You taught me to love unconditionally, accept completely and laugh with abandon.  I will always splash in puddles because of you.  I will run in the rain.  I will look up to the sky and see beyond the clouds because you reminded me to.  I see more than I could have imagined.  I feel more than I thought possible.  All because of you.  It's not about measuring the time it took to have you join my life but remembering every, single, moment that I've had with you. 

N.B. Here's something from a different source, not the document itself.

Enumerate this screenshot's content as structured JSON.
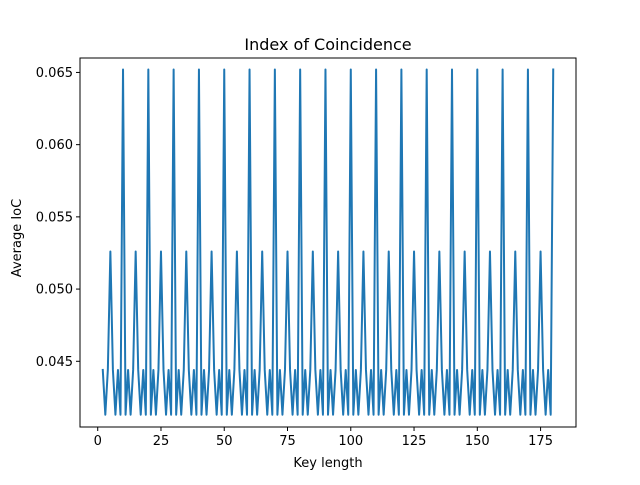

I love you both with more than my soul can take.  So instead of expecting something on what they say is Mothers day, I'll say .. 

thank you. 

Love Mum

Friday 5 May 2017

What I'd give

With all the life changes that happen, I'll take a moment to reflect.  In clairity, without discrimination and with as much compassion I'd want to see returned.

Who's to say the choices another make are good or bad?  What landed them in the position they are in at this moment.   I'll my live life for what it is...

What I'd give to see another succeed or become a better person for themselves?  I know my heart is the first thing that would be surrendered and perhaps that isn't what most think is ideal but it's the truth.

It doesn't matter any more what someone else thinks of the choices I make, my path is that.. my path.  I'll choose what I feel is right, even if the consequences are tough to swallow.  It's not my place to pass judgement on another, all I need to know is that I'll lay down at night with the faith in myself that I've done something right.

So go forth, spread joy.  Give faith and trust that things will work out.  I cannot tell you that I've tossed myself into the wind over the past 2 years and how it's turned out.  I walk, with the sun warming my face and my heart.  I give without expectations and trust.  I won't waffle any longer from what I know is the truth.